Credit to Author: Stuart Derdeyn| Date: Thu, 28 Nov 2019 19:00:21 +0000

When: Jan. 21 to Feb. 9

Tickets and info: From $15, at pushfestival.ca

Six world premieres from local artists and companies, one North American premiere from the UK, and five West Coast Canadian premieres will be featured at  2020 PuSh Festival.

In what promises to be one of the more lit up and lively years of the annual event, PuSh executive and artistic director Franco Boni notes how contemporary world events have led to increasingly charged artist responses.

Associate artistic director Joyce Rosario notes: “This year, PuSh looks to subversion in its many forms — from the playful to the political — to remind us of our shared humanity, to encourage us to wonder, and to reignite a sense of curiosity about the world around us.”

Always a great place to find the kinds of unique performance to leave you questioning and engaged, PuSh stands in sharp contrast to stay-at-home-and-stream society. Getting out to take in live performance experience in all its myriad methods of presentation fires up the mind in often surprising ways.
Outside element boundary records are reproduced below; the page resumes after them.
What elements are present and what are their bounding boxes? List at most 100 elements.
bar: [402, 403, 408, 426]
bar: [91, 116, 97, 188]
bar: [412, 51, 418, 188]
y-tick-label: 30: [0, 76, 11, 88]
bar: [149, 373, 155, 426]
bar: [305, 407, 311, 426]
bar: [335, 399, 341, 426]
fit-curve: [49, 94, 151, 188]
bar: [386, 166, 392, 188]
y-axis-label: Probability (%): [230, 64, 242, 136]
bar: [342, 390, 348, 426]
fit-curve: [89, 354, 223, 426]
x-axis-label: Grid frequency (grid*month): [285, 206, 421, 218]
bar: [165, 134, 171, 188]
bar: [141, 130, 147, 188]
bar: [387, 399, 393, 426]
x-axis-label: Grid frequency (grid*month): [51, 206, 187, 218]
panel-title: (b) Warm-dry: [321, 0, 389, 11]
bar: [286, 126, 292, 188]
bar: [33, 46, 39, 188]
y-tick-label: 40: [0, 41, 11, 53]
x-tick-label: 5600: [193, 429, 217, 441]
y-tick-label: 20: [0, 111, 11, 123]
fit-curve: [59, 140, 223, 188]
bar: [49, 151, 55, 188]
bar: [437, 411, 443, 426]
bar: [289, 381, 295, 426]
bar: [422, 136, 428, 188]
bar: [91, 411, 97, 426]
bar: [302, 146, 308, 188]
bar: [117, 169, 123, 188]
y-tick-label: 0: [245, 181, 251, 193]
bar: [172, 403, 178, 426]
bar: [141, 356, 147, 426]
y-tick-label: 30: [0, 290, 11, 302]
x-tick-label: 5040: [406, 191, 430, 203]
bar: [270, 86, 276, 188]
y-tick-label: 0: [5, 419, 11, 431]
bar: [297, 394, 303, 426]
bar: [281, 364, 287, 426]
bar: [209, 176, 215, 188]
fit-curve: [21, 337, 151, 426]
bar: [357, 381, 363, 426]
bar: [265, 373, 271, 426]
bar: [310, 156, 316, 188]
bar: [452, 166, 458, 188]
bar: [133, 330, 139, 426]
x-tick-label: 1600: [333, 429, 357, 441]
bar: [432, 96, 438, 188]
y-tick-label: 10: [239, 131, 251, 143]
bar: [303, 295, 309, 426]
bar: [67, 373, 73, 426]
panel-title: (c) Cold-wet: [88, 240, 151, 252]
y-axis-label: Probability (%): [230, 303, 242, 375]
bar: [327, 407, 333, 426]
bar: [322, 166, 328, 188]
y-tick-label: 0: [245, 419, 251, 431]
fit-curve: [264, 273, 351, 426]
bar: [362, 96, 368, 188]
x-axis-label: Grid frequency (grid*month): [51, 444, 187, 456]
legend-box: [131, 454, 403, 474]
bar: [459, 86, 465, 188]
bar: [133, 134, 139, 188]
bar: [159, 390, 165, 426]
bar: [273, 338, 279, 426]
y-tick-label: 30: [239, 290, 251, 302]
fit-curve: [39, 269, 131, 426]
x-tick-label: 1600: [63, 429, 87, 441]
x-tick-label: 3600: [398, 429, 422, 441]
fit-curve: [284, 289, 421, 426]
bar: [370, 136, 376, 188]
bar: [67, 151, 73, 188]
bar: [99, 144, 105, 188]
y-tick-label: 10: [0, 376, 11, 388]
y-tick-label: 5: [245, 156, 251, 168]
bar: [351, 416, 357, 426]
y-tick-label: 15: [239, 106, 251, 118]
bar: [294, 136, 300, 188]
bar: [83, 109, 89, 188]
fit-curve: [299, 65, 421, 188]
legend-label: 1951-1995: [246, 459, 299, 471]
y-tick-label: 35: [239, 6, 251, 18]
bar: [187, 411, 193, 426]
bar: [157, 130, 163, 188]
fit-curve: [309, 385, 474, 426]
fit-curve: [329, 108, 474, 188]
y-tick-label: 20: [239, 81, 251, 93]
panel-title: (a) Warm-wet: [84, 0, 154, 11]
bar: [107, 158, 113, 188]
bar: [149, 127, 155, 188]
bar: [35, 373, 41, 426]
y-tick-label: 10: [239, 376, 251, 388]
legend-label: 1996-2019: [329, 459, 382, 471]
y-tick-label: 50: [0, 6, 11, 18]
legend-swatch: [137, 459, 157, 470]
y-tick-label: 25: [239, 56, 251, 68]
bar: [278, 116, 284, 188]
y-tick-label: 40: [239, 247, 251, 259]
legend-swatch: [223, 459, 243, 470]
It’s not at all unusual to come to a show expecting to be entertained only to exit transformed. Go slow and peruse the program to make your picks.

Here are five shows that we think sound awesome:

1. Cuckoo

(Jaha Koo, South Korea/Belgium)

A trip through the past 20 years of South Korean history courtesy of one highly alienated artist and his close companions, relaying a tale of troubled times and often truly bizarre incidents of the recent past. That Koo’s crew is comprised of a trio of talking rice cookers could provide some insight into how atypically this tale is told.

2. BERLIN: The Last Cabaret

(City Opera Vancouver, Canada)

A trip back to those heady days of 1934 and the politics of intimidation, censorship and fear. The Nazi takeover of Germany is well on its way as a socially conscious cabaret troupe faces the challenges of how to, or whether to, continue as those setting out to make Germany great again vanish freedoms as quickly as they do people.

3. FRONTERA

(Animals of Distinction, Canada)

Choreographer Dana Gingras and her company present a new work featuring her avant-garde vocabulary of movement combined with live music from Constellation recording artists Fly Pan Am and lighting set design from acclaimed U.K. crew United Visual Artists. Gingras’ work has always been heavy on concept and razor-sharp in execution. A dance show for underground rock fans.

4: Gardens Speak

(Tania El Khoury, Lebanon/UK)

One of two works by this conceptual artist, Gardens Speak is an immersive sound installation that spotlights the misery of contemporary Syria, a place where the very act of burial and honouring the dead has become a subversive act. Visit the sites of 10 people who have died in the continuing conflict and hear their stories, understanding their history, up to its last moments.

5: KISMET, things have changed

(The Chop, Canada)

In 2010, four artists in their late 20s crossed Canada to ask 100 people aged one to 100: “What do you believe in?” Their answers became the content of a lauded work of theatre. A decade later, the group goes back to the surviving interviewees with a new query: “How do you cope?”